Title contents can be very different in nature. But even within the same title, there can also be high action scenes and later a still landscape. That’s why that when Netflix decided to chunk-encode their titles to take advantage of the cloud, by splitting the movie into chucks so it could be encoded in parallel, they started to test and implement Per-Chunk Encoding Optimization in 2016. It’s the same logic as per title, but for each chunk in the title. It’s like adding one more level of optimization.
Finally, in 2018, Netflix started to implemented Optimized shot-based encoding, and its now available also in 4K titles since August. So back to the original question. What if, instead of somehow random chunks to encode our video, which result in random Key-frames being generated (of them some might be very similar which is not optimal since they take a lot of space), one could choose the right and optimal Key-frames for each title?
In an ideal world, one would like to chunk a video and impose different sets of parameters to each chunk, in a way to optimize the final assembled video.
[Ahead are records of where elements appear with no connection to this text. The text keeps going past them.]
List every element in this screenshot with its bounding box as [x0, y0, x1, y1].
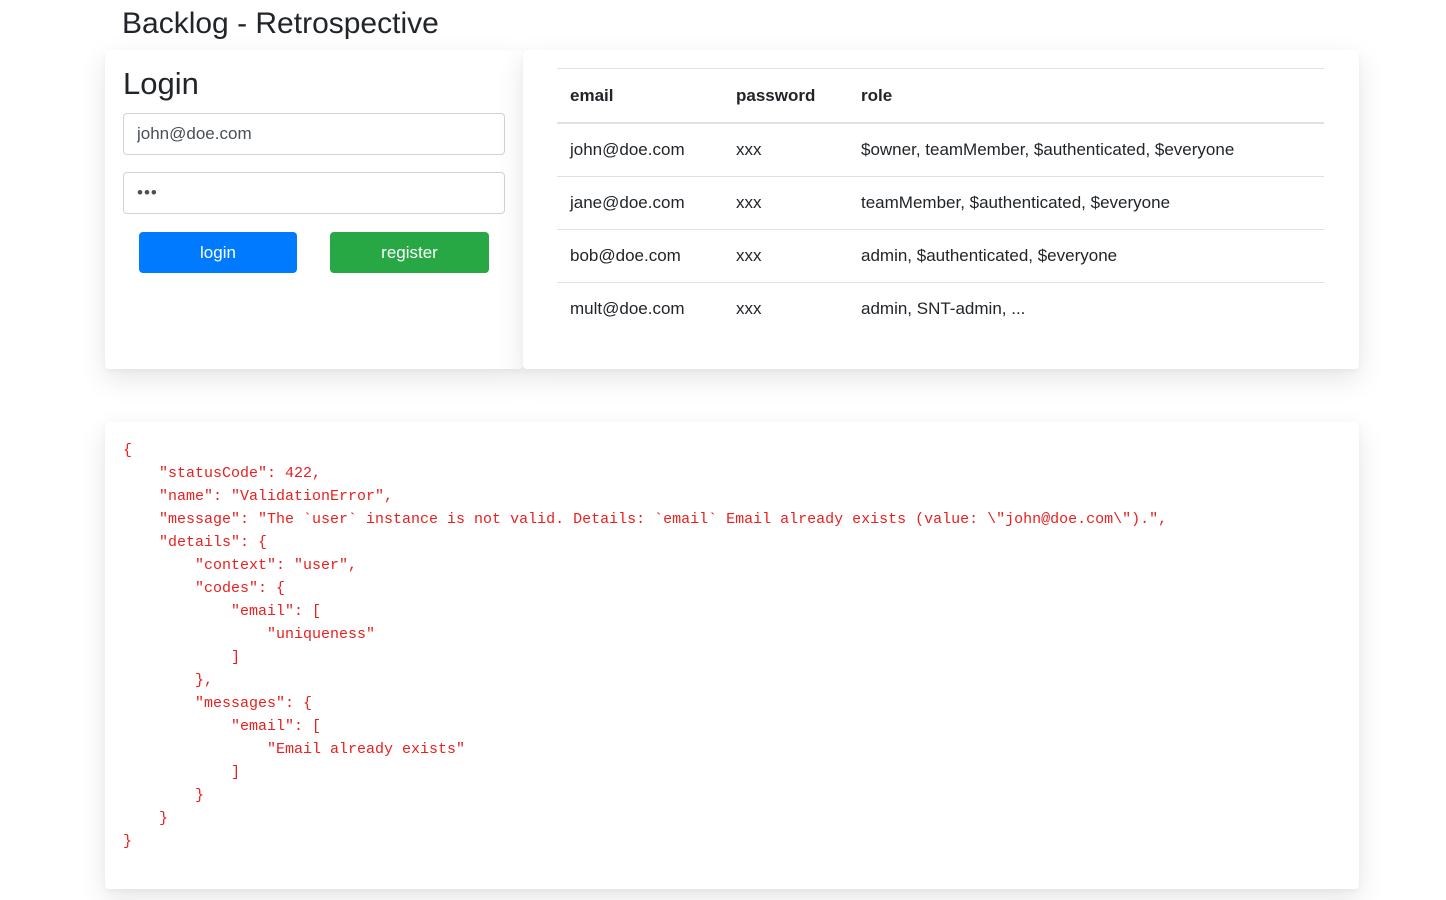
password-field[interactable] — [123, 172, 505, 214]
column-header-email: email — [557, 68, 723, 124]
cell-password: xxx — [723, 122, 848, 177]
table-row: bob@doe.com xxx admin, $authenticated, $… — [557, 229, 1324, 283]
column-header-role: role — [848, 68, 1324, 124]
cell-password: xxx — [723, 282, 848, 335]
table-header-row: email password role — [557, 68, 1324, 124]
cell-password: xxx — [723, 176, 848, 230]
cell-email: jane@doe.com — [557, 176, 723, 230]
table-row: jane@doe.com xxx teamMember, $authentica… — [557, 176, 1324, 230]
cell-role: admin, $authenticated, $everyone — [848, 229, 1324, 283]
cell-role: teamMember, $authenticated, $everyone — [848, 176, 1324, 230]
error-response-card: { "statusCode": 422, "name": "Validation… — [105, 422, 1359, 889]
table-row: john@doe.com xxx $owner, teamMember, $au… — [557, 122, 1324, 177]
login-button[interactable]: login — [139, 232, 297, 273]
app-title: Backlog - Retrospective — [122, 7, 439, 40]
cell-email: mult@doe.com — [557, 282, 723, 335]
cell-role: admin, SNT-admin, ... — [848, 282, 1324, 335]
email-field[interactable] — [123, 113, 505, 155]
cell-email: bob@doe.com — [557, 229, 723, 283]
login-card: Login login register — [105, 50, 523, 369]
error-json: { "statusCode": 422, "name": "Validation… — [123, 442, 1168, 850]
cell-email: john@doe.com — [557, 122, 723, 177]
users-card: email password role john@doe.com xxx $ow… — [523, 50, 1359, 369]
users-table: email password role john@doe.com xxx $ow… — [557, 68, 1324, 335]
register-button[interactable]: register — [330, 232, 489, 273]
table-row: mult@doe.com xxx admin, SNT-admin, ... — [557, 282, 1324, 335]
column-header-password: password — [723, 68, 848, 124]
cell-role: $owner, teamMember, $authenticated, $eve… — [848, 122, 1324, 177]
cell-password: xxx — [723, 229, 848, 283]
login-heading: Login — [123, 66, 199, 101]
The first step in achieving this perfect bit allocation is to split video in its natural atoms, consisting of frames that are very similar to each other and thus behave similarly to changes to encoding parameters — these are the “shots” that make up a long video sequence. (…) The natural boundaries of shots are established by relatively simple algorithms, called shot-change detection algorithms, which check the amount of differences between pixels that belong to consecutive frames, as well as other statistics.
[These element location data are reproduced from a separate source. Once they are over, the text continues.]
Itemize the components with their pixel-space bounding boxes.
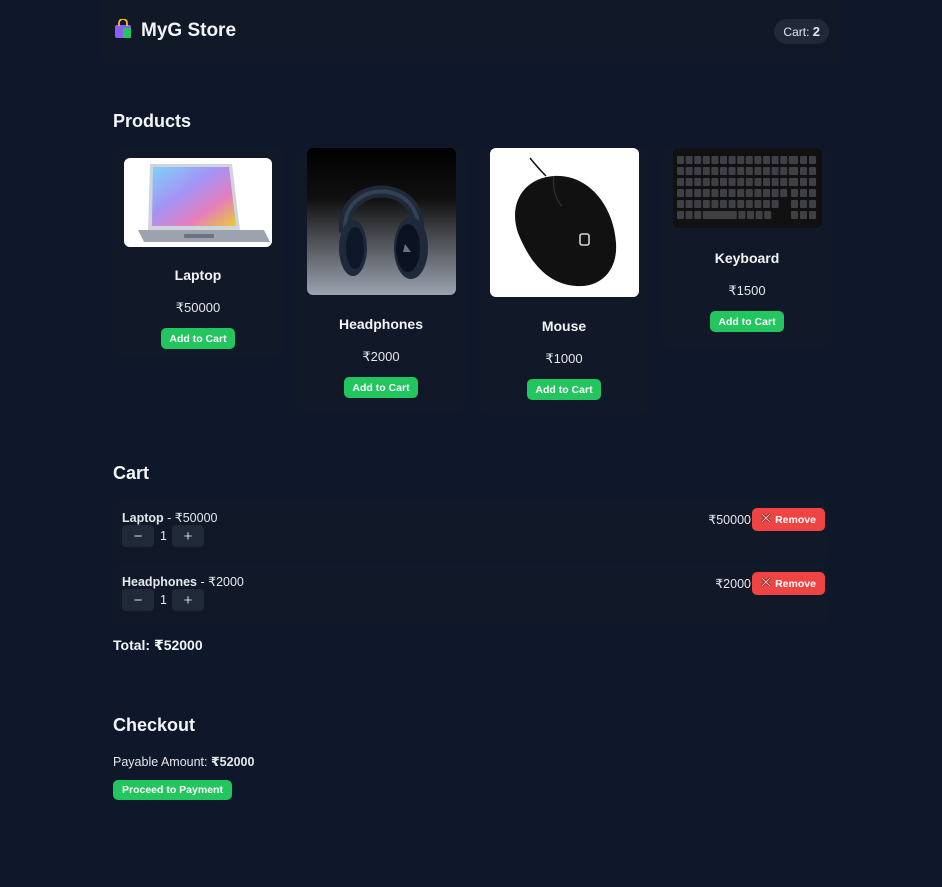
product-image-headphones <box>306 148 456 295</box>
cart-count-badge[interactable]: Cart: 2 <box>774 18 829 44</box>
proceed-to-payment-button[interactable]: Proceed to Payment <box>113 780 232 800</box>
cart-count-label: Cart: <box>783 24 810 39</box>
product-name: Headphones <box>338 316 423 332</box>
product-price: ₹1000 <box>545 351 583 366</box>
product-card-headphones: Headphones ₹2000 Add to Cart <box>296 148 466 412</box>
cross-mark-icon <box>761 577 771 590</box>
checkout-heading: Checkout <box>113 715 196 735</box>
quantity-stepper: − 1 + <box>122 525 204 547</box>
cart-item-name: Laptop <box>122 511 164 525</box>
product-card-keyboard: Keyboard ₹1500 Add to Cart <box>662 148 832 348</box>
quantity-value: 1 <box>160 529 167 543</box>
cart-item-label: Laptop - ₹50000 <box>122 510 218 525</box>
add-to-cart-button[interactable]: Add to Cart <box>710 311 784 332</box>
add-to-cart-button[interactable]: Add to Cart <box>527 379 601 400</box>
cart-item-total: ₹50000 <box>708 513 751 527</box>
quantity-stepper: − 1 + <box>122 589 204 611</box>
product-image-mouse <box>489 148 639 297</box>
decrease-quantity-button[interactable]: − <box>122 525 154 547</box>
cart-item-label: Headphones - ₹2000 <box>122 574 244 589</box>
remove-label: Remove <box>775 513 816 526</box>
cart-item-name: Headphones <box>122 575 198 589</box>
product-name: Keyboard <box>714 250 780 266</box>
add-to-cart-button[interactable]: Add to Cart <box>161 328 235 349</box>
cart-item-headphones: Headphones - ₹2000 − 1 + ₹2000 Remove <box>113 564 829 624</box>
cart-heading: Cart <box>113 463 150 483</box>
plus-icon: + <box>183 591 193 609</box>
payable-amount: Payable Amount: ₹52000 <box>113 754 254 769</box>
decrease-quantity-button[interactable]: − <box>122 589 154 611</box>
increase-quantity-button[interactable]: + <box>172 525 204 547</box>
minus-icon: − <box>133 591 143 609</box>
products-heading: Products <box>113 111 192 131</box>
cart-count-value: 2 <box>812 23 820 39</box>
brand[interactable]: MyG Store <box>113 17 237 44</box>
cart-item-total: ₹2000 <box>715 577 751 591</box>
add-to-cart-button[interactable]: Add to Cart <box>344 377 418 398</box>
payable-value: ₹52000 <box>210 755 255 769</box>
product-card-laptop: Laptop ₹50000 Add to Cart <box>113 148 283 356</box>
minus-icon: − <box>133 527 143 545</box>
payable-label: Payable Amount: <box>113 755 211 769</box>
store-title: MyG Store <box>141 20 237 41</box>
cart-total: Total: ₹52000 <box>113 637 203 653</box>
cart-item-actions: ₹2000 Remove <box>715 572 825 595</box>
cart-item-unit-price: - ₹50000 <box>163 511 218 525</box>
app-container: MyG Store Cart: 2 Products Laptop ₹50000… <box>101 0 841 800</box>
cross-mark-icon <box>761 513 771 526</box>
remove-button[interactable]: Remove <box>752 508 825 531</box>
remove-button[interactable]: Remove <box>752 572 825 595</box>
plus-icon: + <box>183 527 193 545</box>
quantity-value: 1 <box>160 593 167 607</box>
product-price: ₹50000 <box>175 300 221 315</box>
store-header: MyG Store Cart: 2 <box>101 0 841 62</box>
product-name: Laptop <box>174 267 222 283</box>
product-image-keyboard <box>672 148 822 228</box>
product-price: ₹2000 <box>362 349 400 364</box>
product-price: ₹1500 <box>728 283 766 298</box>
cart-item-laptop: Laptop - ₹50000 − 1 + ₹50000 Remove <box>113 500 829 560</box>
remove-label: Remove <box>775 577 816 590</box>
product-card-mouse: Mouse ₹1000 Add to Cart <box>479 148 649 414</box>
shopping-bag-icon <box>113 17 133 44</box>
product-image-laptop <box>124 158 272 247</box>
product-name: Mouse <box>541 318 587 334</box>
increase-quantity-button[interactable]: + <box>172 589 204 611</box>
cart-item-actions: ₹50000 Remove <box>708 508 825 531</box>
cart-item-unit-price: - ₹2000 <box>197 575 244 589</box>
Besides optimizing the Key-frames for encoding, shot-based encoding has some other advantages, such as seeking in a video sequence leads to natural points of interest (signaled by shot boundaries) and encoding parameter change in different shots is unnoticeable for the user since the Key-frame is very different. All of these changes are tweaks for the encoders that can actually be H.264 or HEVC or VP8, it makes no difference.
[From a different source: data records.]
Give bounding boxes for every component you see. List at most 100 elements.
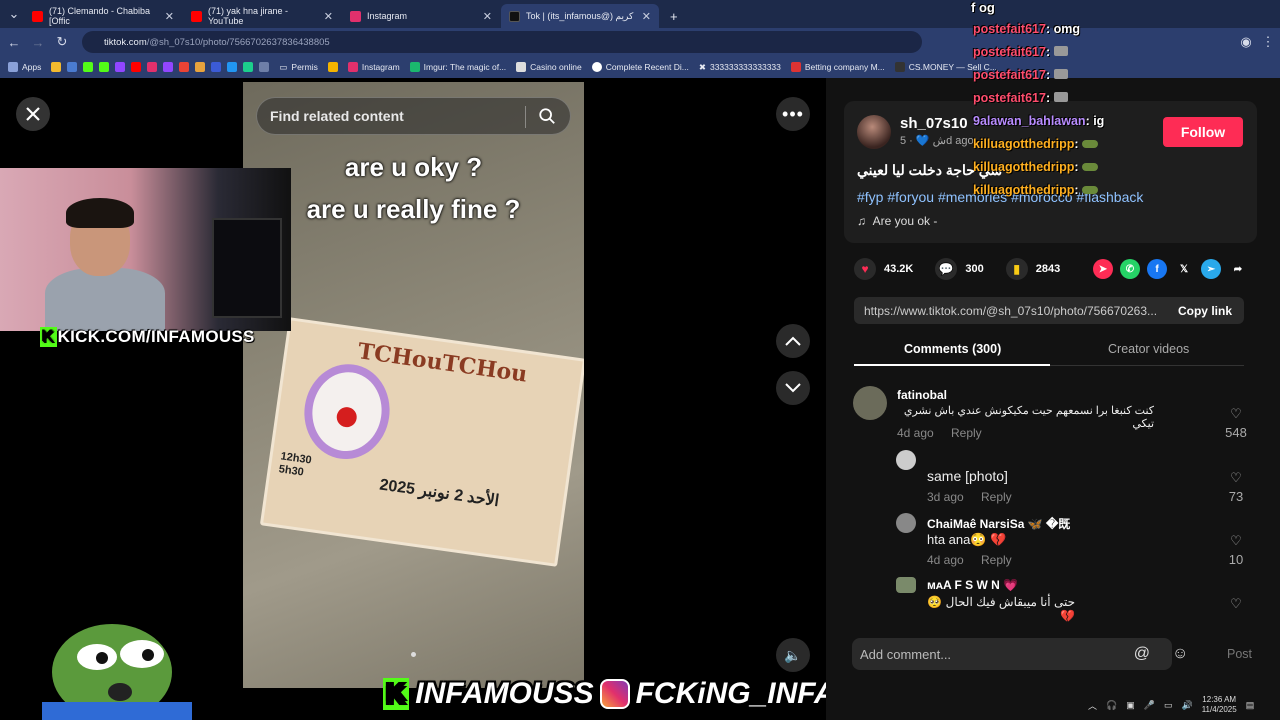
reply-button[interactable]: Reply [951,426,982,440]
follow-button[interactable]: Follow [1163,117,1243,147]
bookmark-stats[interactable] [327,62,338,72]
new-tab-button[interactable]: + [662,4,686,28]
bookmark-betting[interactable]: Betting company M... [790,62,885,72]
site-icon [227,62,238,72]
kick-icon [99,62,110,72]
cat-emote-icon [1053,69,1068,79]
post-comment-button[interactable]: Post [1227,647,1252,661]
forward-icon[interactable]: → [26,35,50,50]
bookmark-apps[interactable]: Apps [8,62,41,72]
tab-creator-videos[interactable]: Creator videos [1108,342,1189,356]
reply-like-count: 10 [1228,552,1244,567]
headset-icon[interactable]: 🎧 [1106,700,1117,711]
close-tab-icon[interactable]: ✕ [165,10,174,23]
previous-post-button[interactable] [776,324,810,358]
tab-list-icon[interactable]: ⌄ [2,6,26,22]
post-photo[interactable]: are u oky ? are u really fine ? TCHouTCH… [243,82,584,688]
post-music[interactable]: ♫ Are you ok - [857,214,937,228]
mention-icon[interactable]: @ [1134,645,1150,663]
bookmark-casino[interactable]: Casino online [516,62,582,72]
emote-icon [1082,163,1099,171]
network-icon[interactable]: ▭ [1164,700,1173,711]
reply-author[interactable]: ChaiMaê NarsiSa 🦋 �既 [927,515,1070,532]
telegram-icon[interactable]: ➣ [1201,259,1221,279]
reply-avatar[interactable] [896,577,916,593]
search-icon[interactable] [538,107,556,125]
reply-like-heart-icon[interactable]: ♡ [1216,533,1256,549]
like-button[interactable]: ♥ [854,258,876,280]
bookmark-instagram[interactable]: Instagram [347,62,400,72]
find-related-search[interactable]: Find related content [256,97,571,135]
bookmark-shortcuts[interactable] [51,62,270,72]
save-button[interactable]: ▮ [1005,258,1028,280]
mic-icon[interactable]: 🎤 [1144,700,1155,711]
tab-instagram[interactable]: Instagram ✕ [342,4,500,28]
reply-text: same [photo] [927,468,1008,484]
audio-device-icon[interactable]: ▣ [1126,700,1135,711]
slide-indicator-dot[interactable] [411,652,416,657]
twitch-icon [115,62,126,72]
close-tab-icon[interactable]: ✕ [642,10,651,23]
reply-button[interactable]: Reply [981,553,1012,567]
reload-icon[interactable]: ↻ [50,34,74,50]
next-post-button[interactable] [776,371,810,405]
add-comment-placeholder: Add comment... [860,646,952,662]
heart-icon: ♥ [861,262,869,276]
more-options-button[interactable]: ••• [776,97,810,131]
bookmarks-bar: Apps ▭ Permis Instagram Imgur: The magic … [0,56,1280,78]
volume-button[interactable]: 🔈 [776,638,810,672]
reply-author[interactable]: ᴍᴀA F S W N 💗 [927,578,1018,592]
url-field[interactable]: tiktok.com/@sh_07s10/photo/7566702637836… [82,31,922,53]
tab-youtube-2[interactable]: (71) yak hna jirane - YouTube ✕ [183,4,341,28]
copy-link-button[interactable]: Copy link [1178,304,1232,318]
reply-button[interactable]: Reply [981,490,1012,504]
comment-button[interactable]: 💬 [935,258,958,280]
author-avatar[interactable] [857,115,891,149]
tab-youtube-1[interactable]: (71) Clemando - Chabiba [Offic ✕ [24,4,182,28]
x-twitter-icon[interactable]: 𝕏 [1174,259,1194,279]
facebook-icon[interactable]: f [1147,259,1167,279]
tab-comments[interactable]: Comments (300) [904,342,1001,356]
bookmark-github[interactable]: Complete Recent Di... [591,62,689,72]
volume-icon[interactable]: 🔊 [1181,700,1192,711]
emoji-icon[interactable]: ☺ [1172,645,1188,663]
share-icon[interactable]: ➦ [1228,259,1248,279]
reply-time: 3d ago [927,490,964,504]
close-tab-icon[interactable]: ✕ [324,10,333,23]
author-username[interactable]: sh_07s10 [900,115,968,132]
emote-icon [1082,140,1099,148]
reply-avatar[interactable] [896,513,916,533]
post-link-text[interactable]: https://www.tiktok.com/@sh_07s10/photo/7… [864,304,1157,318]
comment-author[interactable]: fatinobal [897,388,947,402]
site-icon [211,62,222,72]
youtube-icon [32,10,43,22]
clock[interactable]: 12:36 AM 11/4/2025 [1202,695,1237,715]
webcam-person-body [45,268,165,331]
photo-caption-line2: are u really fine ? [306,194,521,224]
menu-icon[interactable]: ⋮ [1256,34,1280,50]
whatsapp-icon[interactable]: ✆ [1120,259,1140,279]
tray-expand-icon[interactable]: ︿ [1088,699,1097,712]
notification-icon[interactable]: ▤ [1246,700,1255,711]
close-tab-icon[interactable]: ✕ [483,10,492,23]
bookmark-333[interactable]: ✖ 333333333333333 [699,62,781,73]
folder-icon: ▭ [279,61,288,72]
reply-like-heart-icon[interactable]: ♡ [1216,470,1256,486]
profile-icon[interactable]: ◉ [1234,34,1258,50]
add-comment-input[interactable]: Add comment... @ [852,638,1172,670]
tab-title: (71) Clemando - Chabiba [Offic [49,6,151,26]
share-options: ➤ ✆ f 𝕏 ➣ ➦ [1093,259,1248,279]
tab-tiktok[interactable]: Tok | (its_infamous@) كريم ✕ [501,4,659,28]
back-icon[interactable]: ← [2,35,26,50]
bookmark-permis[interactable]: ▭ Permis [279,62,317,73]
reply-like-heart-icon[interactable]: ♡ [1216,596,1256,612]
comment-like-heart-icon[interactable]: ♡ [1216,406,1256,422]
reply-like-count: 73 [1228,489,1244,504]
close-viewer-button[interactable] [16,97,50,131]
comment-avatar[interactable] [853,386,887,420]
reply-avatar[interactable] [896,450,916,470]
bookmark-imgur[interactable]: Imgur: The magic of... [409,62,506,72]
send-icon[interactable]: ➤ [1093,259,1113,279]
like-count: 43.2K [884,263,914,275]
site-icon [195,62,206,72]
Is it worth all the trouble? To answer let’s look at the most recent video quality rating that Nexflix uses: the Video Multi-method Assessment Fusion, or VMAF. Traditionally, codec comparisons share the same methodology: PSNR values are calculated for a number of video sequences, each encoded at predefined resolutions and fixed quantization settings according to a set of test conditions. This work well for small differences in codecs, or for evaluating tools within the same codec. For video streaming, according to Netflix, the use of PSNR is ill-suited, since it correlates poorly with perceptual quality. VMAF can capture larger differences between codecs, as well as scaling artifacts, in a way that’s better correlated with perceptual quality by humans. Other players in the industry recognize and are adopting VMAF as a quality rating tool.
Using VMAF Netflix started to run test on their 4K titles. The results were quite impressive.
Above are just two examples, but on average they need a 50% lower bitrate to achieve the same quality with the optimized ladder. The highest 4K bitrate title on average is 8 Mbps which is also a 50% reduction compared to 16 Mbps of the fixed-bitrate ladder. Overall users get more quality for lower bitrate, which is quite an achievement.
And since a picture is worth a thousand words, I’ll finish with this (notice the difference and bitrate):
The author is not trying to start a codec flame war, there are many codecs and standards, and MPEG seemed proper for demonstration purposes. The shear amount of encodings, specifications and their aliases pretty much guarantees mistakes somewhere in the text, feel free to correct in the comments.
The author also does not endorse any streaming services. We mentioned Netflix just because it shares its encoding tricks with the public. We’re sure the other services have clever stuff going on as well, they’re just not telling.